Rowan Williams commends the works of Philip Pullman
The Archbishop of Canterbury has commended the novels of Philip Pullman to a gathering invited to Downing Street by the Prime Minister. Dr Rowan Williams reportedly said that, while it would not be right for atheism to be incorporated into religious education, as a pro-Labour think tank advocates, Pullman’s His Dark Materials ought to be taught. The Pullman trilogy has recently achieved new popularity on stage, but it has also offended Christians by its caricature of the Church.
The Archbishop says that “teaching about religion [should] include teaching about its critics”. This is in the best Anglican tradition of toleration.
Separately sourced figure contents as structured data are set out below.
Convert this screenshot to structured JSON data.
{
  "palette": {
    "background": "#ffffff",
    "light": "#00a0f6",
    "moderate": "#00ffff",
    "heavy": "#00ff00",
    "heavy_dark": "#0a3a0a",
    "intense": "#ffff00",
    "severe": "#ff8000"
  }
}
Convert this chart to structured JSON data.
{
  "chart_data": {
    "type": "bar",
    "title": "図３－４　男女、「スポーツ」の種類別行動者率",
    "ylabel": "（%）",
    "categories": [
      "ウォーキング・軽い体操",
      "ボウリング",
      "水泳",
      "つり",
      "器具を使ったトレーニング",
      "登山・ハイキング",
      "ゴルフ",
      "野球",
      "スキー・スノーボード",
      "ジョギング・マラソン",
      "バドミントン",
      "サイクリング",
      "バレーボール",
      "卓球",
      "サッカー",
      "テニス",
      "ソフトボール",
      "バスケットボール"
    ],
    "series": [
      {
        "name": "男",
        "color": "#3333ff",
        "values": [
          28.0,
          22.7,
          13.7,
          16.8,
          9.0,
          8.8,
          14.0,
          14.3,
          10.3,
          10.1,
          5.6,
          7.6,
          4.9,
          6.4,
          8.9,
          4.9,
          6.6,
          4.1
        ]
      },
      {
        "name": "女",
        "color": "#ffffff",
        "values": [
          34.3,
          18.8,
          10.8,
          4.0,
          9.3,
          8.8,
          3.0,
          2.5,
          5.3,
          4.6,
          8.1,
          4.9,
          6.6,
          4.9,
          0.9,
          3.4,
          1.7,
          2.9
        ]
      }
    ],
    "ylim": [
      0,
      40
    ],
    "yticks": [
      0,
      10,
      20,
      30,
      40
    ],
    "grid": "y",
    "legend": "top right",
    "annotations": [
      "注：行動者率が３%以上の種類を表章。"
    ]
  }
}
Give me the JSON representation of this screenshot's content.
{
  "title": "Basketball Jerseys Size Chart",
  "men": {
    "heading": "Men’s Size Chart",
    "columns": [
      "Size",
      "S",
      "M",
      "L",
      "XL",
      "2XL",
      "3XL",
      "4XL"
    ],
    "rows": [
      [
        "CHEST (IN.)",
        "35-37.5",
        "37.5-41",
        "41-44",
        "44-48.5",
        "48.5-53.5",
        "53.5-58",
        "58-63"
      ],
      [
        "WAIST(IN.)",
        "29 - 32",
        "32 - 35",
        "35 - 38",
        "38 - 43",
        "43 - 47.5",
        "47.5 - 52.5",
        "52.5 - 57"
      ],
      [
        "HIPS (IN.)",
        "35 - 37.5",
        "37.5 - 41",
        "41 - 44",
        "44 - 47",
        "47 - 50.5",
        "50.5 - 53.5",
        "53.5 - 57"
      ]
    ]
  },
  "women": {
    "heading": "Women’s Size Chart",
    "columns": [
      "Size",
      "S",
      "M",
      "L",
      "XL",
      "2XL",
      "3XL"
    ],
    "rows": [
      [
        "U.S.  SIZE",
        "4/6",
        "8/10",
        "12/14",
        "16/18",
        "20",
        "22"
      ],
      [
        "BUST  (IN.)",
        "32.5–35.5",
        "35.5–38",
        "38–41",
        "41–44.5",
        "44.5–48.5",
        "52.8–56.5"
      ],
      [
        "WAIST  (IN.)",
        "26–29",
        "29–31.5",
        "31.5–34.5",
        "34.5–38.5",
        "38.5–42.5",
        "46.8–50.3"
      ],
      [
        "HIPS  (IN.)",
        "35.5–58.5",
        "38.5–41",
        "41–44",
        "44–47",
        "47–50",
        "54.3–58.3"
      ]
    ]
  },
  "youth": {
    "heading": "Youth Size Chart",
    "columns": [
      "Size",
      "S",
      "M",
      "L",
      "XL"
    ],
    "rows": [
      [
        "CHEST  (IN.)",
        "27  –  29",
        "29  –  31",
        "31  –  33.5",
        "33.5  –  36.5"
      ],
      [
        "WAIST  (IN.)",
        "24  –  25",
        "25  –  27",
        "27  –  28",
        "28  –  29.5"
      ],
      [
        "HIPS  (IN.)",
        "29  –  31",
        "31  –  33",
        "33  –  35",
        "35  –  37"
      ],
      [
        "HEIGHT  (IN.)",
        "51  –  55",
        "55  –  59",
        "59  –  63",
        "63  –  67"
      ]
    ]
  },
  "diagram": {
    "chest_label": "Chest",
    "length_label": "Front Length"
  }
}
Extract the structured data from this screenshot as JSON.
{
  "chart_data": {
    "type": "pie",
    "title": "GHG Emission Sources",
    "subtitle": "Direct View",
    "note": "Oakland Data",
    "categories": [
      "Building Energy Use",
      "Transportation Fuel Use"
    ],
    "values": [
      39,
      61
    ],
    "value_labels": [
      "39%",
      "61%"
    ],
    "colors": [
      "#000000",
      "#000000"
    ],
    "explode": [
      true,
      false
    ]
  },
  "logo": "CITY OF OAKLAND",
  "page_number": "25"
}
Yet Pullman’s quarrel is less with the Church of England than with the authority, celibacy and rituals of Catholicism. For Catholic readers, Pullman seems motivated as much by old-style No Popery as by the atheism he professes.
Well, this is not the half of it. The article (which is an opinion piece) is not supportive of Williams’ suggestion, but nonetheless doesn’t quite get the point of Pullman. He’s absolutely, totally anti-theistic. God – old, whithered, useless, and an obstacle to real human joy and freedom, dies in the third volume of the trilogy, and good riddance, too.
So it goes a bit deeper than anti-Popery.